It is important that we use the same vocab to decode data that we used to encode it, otherwise tokens might not exist or have other meanings.

This also goes for decoding performances generated by the model. We must use the same vocab which encoded the training data (and all training data must have been encoded with the same vocab). This stands to reason, otherwise tokens will have no consistent meaning.

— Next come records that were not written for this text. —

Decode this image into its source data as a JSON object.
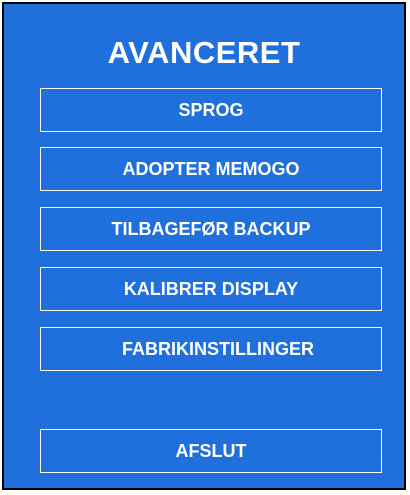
{
  "screen": {
    "title": "AVANCERET",
    "background_color": "#1f6fdc",
    "text_color": "#ffffff"
  },
  "menu": {
    "items": [
      {
        "label": "SPROG"
      },
      {
        "label": "ADOPTER MEMOGO"
      },
      {
        "label": "TILBAGEFØR BACKUP"
      },
      {
        "label": "KALIBRER DISPLAY"
      },
      {
        "label": "FABRIKINSTILLINGER"
      }
    ],
    "exit_label": "AFSLUT"
  }
}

For this reason we should save it alongside our model during training so that we can load it during inference.

In [20]:
trained_state = vocab.state_dict()

untrained_vocab = MusicVocab()
untrained_vocab.size

In [21]:
untrained_vocab.load_state_dict(trained_state)
untrained_vocab.size

In [22]:
untrained_final_fantasy_stream = idx_to_stream_enc(final_fantasy_idx_score[:, 0], untrained_vocab)
untrained_final_fantasy_stream.plot()

In [23]:
untrained_final_fantasy_stream.show('midi')

In [24]:
for v in untrained_vocab.itos.items():
    print(v)

In [25]:
for v in untrained_vocab.stoi.items():
    print(v)

Save and restore looking good.

## Adding to the training loop

I think the method will be

1. Create a vocab
2. Restore vocab and load merged data if exists
3. If doesn't exist
- Load unmerged data.
- Train vocab and save.
- Merge data and save.

A dataset is **useless** without the vocab that encoded it, as is a model without the vocab of the data it was trained on, so save it in the model checkpoints, and load when restoring a model.